1 Package (10 ounces) frozen peas and carrots
1/3 cup butter or stick margarine
1/3 cup all-purpose flour
1/3 cup chopped onion
1/2 teaspoon salt
1/4 teaspoon pepper
1 3/4 cups chicken broth
2/3 cup milk
2 1/2 to 3 cups cut up cooked chicken or turkey
Pastry for 9 inch two crust pie (Puff Pastry)
1.Rinse frozen peas and carrots in cold water to separate; drain.

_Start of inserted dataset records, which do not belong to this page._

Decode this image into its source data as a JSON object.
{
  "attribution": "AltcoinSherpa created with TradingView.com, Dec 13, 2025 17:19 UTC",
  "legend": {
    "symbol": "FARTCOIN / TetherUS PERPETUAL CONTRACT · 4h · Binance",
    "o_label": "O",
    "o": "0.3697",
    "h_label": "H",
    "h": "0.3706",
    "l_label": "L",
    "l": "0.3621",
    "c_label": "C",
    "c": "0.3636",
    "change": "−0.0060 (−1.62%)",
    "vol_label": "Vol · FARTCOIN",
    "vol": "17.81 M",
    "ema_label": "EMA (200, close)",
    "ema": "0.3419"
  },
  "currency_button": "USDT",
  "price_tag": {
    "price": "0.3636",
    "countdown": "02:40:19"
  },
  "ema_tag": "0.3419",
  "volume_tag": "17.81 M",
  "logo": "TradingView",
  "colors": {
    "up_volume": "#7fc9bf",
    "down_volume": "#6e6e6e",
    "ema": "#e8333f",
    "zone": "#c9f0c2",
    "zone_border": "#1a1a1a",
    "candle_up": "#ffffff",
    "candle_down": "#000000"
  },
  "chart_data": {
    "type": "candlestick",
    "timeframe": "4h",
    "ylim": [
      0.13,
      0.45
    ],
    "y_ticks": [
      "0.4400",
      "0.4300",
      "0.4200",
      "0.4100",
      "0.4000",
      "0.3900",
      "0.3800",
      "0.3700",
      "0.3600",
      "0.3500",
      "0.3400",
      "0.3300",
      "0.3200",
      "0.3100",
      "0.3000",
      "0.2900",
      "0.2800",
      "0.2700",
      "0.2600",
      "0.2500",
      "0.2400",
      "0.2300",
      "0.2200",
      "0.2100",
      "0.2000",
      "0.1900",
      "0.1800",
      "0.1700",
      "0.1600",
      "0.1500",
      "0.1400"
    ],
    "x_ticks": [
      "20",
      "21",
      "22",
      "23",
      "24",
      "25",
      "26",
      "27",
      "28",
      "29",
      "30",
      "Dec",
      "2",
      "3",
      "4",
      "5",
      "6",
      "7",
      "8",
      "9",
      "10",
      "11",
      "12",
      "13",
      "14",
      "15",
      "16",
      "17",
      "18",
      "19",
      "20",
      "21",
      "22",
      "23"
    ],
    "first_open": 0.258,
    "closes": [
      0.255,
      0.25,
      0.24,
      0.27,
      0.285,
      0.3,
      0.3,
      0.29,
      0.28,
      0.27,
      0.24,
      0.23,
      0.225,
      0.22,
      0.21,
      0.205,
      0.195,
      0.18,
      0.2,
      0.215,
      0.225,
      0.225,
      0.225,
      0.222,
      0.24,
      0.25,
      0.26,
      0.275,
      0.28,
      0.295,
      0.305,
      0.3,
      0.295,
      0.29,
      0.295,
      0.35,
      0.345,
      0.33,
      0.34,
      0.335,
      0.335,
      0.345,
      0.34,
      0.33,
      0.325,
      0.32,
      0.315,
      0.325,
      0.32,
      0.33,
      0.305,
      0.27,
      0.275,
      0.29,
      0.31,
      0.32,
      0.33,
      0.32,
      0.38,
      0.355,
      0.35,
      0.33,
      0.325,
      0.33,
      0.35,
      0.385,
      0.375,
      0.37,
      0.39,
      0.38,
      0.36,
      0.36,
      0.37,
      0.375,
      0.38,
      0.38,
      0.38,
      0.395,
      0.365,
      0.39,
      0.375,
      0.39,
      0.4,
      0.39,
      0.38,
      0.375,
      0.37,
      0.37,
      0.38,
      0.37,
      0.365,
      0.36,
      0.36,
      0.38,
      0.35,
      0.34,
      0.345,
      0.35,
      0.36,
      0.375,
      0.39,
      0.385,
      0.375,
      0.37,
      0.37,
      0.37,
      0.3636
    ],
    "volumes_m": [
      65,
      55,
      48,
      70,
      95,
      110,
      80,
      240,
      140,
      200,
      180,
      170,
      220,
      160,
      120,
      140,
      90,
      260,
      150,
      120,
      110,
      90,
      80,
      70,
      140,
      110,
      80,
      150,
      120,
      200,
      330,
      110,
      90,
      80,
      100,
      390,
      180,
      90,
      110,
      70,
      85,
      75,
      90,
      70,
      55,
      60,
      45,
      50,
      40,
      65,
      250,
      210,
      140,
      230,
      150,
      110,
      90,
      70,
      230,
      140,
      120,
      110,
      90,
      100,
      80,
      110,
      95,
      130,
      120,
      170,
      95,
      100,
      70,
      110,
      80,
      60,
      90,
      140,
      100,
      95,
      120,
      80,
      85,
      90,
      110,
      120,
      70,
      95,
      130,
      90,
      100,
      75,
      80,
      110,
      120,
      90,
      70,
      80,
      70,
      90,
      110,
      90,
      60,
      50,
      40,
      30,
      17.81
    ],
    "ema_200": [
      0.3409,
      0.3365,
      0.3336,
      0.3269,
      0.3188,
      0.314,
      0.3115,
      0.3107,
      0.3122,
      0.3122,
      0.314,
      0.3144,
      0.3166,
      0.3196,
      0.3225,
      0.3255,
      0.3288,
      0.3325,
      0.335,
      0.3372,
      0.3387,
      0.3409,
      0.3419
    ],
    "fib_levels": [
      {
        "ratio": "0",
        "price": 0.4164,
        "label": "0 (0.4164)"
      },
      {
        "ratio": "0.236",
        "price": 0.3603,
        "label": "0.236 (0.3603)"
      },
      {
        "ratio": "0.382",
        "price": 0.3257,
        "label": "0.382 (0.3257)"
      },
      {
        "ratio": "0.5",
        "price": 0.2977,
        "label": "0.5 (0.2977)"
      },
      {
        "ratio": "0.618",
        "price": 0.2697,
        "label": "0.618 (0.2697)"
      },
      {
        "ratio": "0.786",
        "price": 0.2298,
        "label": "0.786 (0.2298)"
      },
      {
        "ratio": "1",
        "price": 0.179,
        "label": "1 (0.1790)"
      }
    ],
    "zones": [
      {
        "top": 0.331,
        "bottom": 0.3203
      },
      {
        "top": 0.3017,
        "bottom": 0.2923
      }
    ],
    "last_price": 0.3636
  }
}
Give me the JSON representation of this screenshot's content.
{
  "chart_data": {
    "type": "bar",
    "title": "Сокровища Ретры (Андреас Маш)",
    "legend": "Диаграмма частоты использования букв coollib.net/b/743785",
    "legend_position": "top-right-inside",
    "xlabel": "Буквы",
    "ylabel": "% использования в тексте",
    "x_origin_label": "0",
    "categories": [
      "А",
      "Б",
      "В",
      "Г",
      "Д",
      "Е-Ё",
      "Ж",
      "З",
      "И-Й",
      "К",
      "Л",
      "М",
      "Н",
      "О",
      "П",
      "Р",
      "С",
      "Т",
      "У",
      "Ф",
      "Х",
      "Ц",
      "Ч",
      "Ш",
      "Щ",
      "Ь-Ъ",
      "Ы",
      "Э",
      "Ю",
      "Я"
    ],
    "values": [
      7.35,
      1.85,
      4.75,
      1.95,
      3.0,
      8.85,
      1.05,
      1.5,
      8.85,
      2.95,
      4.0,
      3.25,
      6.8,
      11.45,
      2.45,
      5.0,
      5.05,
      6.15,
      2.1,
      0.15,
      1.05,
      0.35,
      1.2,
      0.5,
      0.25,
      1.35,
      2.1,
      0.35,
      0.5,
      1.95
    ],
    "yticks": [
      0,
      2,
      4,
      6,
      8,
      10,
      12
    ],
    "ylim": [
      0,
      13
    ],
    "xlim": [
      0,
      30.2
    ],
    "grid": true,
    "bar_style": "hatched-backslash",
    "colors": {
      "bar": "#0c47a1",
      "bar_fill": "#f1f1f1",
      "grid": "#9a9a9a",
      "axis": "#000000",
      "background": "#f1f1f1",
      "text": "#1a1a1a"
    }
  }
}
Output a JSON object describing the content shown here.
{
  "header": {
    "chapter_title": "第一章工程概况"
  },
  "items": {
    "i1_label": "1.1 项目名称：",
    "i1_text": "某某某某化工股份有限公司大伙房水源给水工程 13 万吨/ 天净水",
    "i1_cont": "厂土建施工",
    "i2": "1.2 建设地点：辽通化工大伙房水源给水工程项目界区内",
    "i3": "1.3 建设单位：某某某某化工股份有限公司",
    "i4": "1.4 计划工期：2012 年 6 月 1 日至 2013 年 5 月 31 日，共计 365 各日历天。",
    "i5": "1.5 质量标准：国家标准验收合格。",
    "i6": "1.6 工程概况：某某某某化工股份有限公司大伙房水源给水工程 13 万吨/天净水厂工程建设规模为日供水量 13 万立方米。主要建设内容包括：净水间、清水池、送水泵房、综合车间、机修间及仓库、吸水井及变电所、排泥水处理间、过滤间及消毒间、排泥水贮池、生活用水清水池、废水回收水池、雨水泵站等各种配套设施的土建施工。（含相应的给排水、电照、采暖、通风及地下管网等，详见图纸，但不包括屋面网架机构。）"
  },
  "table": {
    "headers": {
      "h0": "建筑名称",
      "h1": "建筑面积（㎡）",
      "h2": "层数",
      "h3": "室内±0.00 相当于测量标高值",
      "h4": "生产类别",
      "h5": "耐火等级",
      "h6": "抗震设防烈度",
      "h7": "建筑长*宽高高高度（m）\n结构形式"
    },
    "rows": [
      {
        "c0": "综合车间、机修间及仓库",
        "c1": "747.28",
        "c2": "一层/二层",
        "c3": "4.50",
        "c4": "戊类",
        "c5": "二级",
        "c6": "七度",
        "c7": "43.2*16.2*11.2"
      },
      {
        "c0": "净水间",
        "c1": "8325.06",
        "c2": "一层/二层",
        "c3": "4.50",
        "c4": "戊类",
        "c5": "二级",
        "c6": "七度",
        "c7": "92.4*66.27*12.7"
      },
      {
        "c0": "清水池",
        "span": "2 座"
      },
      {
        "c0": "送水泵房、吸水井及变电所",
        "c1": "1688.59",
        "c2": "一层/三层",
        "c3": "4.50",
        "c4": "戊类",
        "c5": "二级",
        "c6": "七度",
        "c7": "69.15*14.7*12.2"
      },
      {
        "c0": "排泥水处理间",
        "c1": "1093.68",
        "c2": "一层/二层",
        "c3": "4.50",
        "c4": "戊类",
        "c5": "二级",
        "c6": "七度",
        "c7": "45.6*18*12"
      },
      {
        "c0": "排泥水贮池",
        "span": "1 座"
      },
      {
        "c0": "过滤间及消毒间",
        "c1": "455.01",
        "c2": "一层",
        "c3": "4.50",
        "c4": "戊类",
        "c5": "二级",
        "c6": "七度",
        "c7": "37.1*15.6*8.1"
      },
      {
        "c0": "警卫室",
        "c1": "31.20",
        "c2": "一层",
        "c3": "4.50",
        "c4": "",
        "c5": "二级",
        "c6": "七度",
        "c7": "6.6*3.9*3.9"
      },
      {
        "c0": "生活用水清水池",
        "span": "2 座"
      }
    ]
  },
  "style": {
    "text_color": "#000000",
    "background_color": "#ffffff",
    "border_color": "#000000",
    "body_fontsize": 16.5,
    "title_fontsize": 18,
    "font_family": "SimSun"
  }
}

2.Melt butter in 2 quart saucepan over medium heat. Stir in flour, onion, salt, and pepper. Cook, stirring constantly, until mixutre is bubbly; remove from heat. Stir in broth and milk. Heat to boiling, stirring constanatly. Boil and stir 1 minute. Stir in chicken and peas and carrots; remove from heat.
3.Heat oven to 425
4.Make pastry. Roll two-thirds of the pastry into 13-inch square. Ease into ungreased square pan, 9x9x2 inches. Pour chicken mixture into pastry lined pan.
5.Roll remaining pastry into 11 inch square. Cut out designs with 1-inch cookie cutter. Place square over chicken mixture. Arrange cutouts on pastry. Turn edges of pastry under and flute.
6.Bake about 35 minutes or until golden brown.